It is early in the 19th Century. Stephen Maturin has come down from London, where he found his wife had left him and the country, to visit his particular friend Jack Aubrey, Royal Navy Captain, at Jack's home in the country.
Stephen takes the overnight coach and is let out, just before dawn, at a small ale-house from which he will walk overland the rest of the way.

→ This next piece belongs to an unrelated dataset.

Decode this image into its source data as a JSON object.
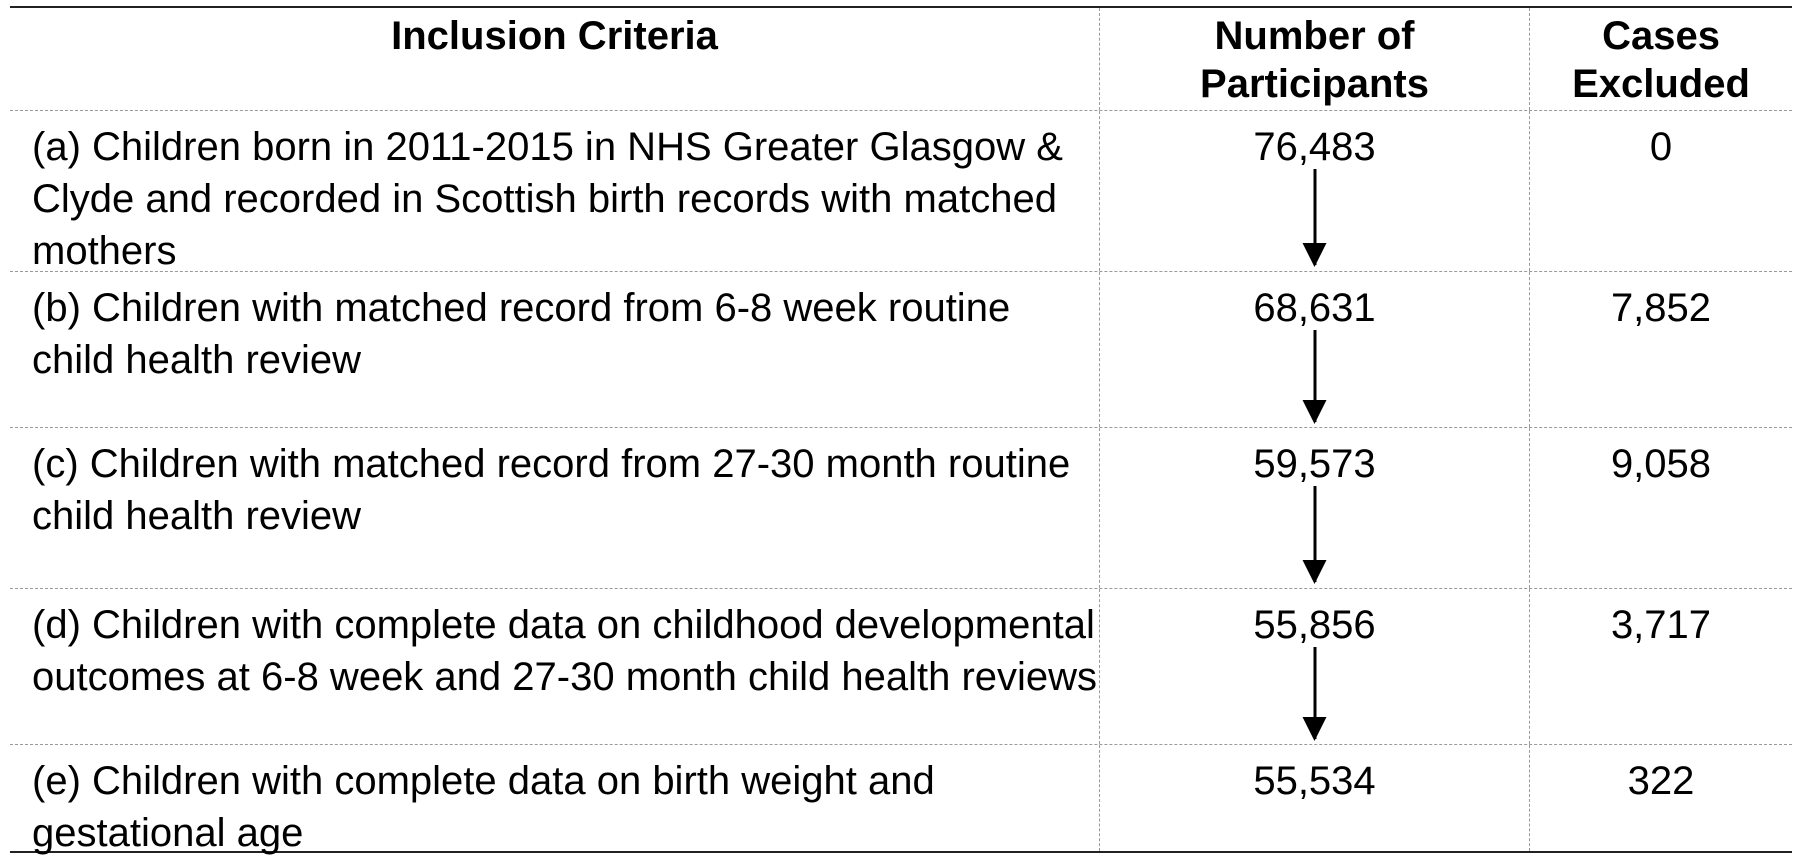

For the first mile his road was a lane between high banks and hedges, with woods on the left hand and fields on the right - well sprung with wheat and hay - and the banks were starred all along with primroses, while the hedges had scores of very small cheerful talkative early birds, particularly goldfinches in their most brilliant plumage; and in the hay a corncrake was already calling. Then when the flat land began to rise and fall this lane branched out into two paths, the one carrying on over a broad pasture - a single piece of fifty or even sixty acres with some colts in it - and the other, now little more than a trace, leading down among the trees. Stephen followed the second; it was steep going, encumbered with brambles and dead bracken on the edge of the wood and farther down with fallen branches and a dead tree or two, but near the bottom he came to a ruined keeper's cottage standing on a grassy plat, its turf kept short by the rabbits that fled away at his approach. The cottage had lost its roof long since and it was filled tight with lilac, not yet in bloom, while nettle and elder had overwhelmed the outbuilding behind; but there was still a stone bench by the door, and Stephen sat upon it, leaning against the wall. Down here in the hollow the night had not yet yielded, and there was still a green twilight. An ancient wood: the slope was too great and the ground too broken for it ever to have been cut or tended and the trees were still part of the primaeval forest; vast shapeless oaks, often hollow and useless for timber, held out their arms and their young fresh green leaves almost to the middle of the clearing, held them out with never a tremor, for down here the air was so still that gossamer floated with never a tremor at all. Still and silent: although far-off blackbirds could be heard away on the edge of the wood and although the stream at the bottom murmured perpetually the combe was filled with a living silence.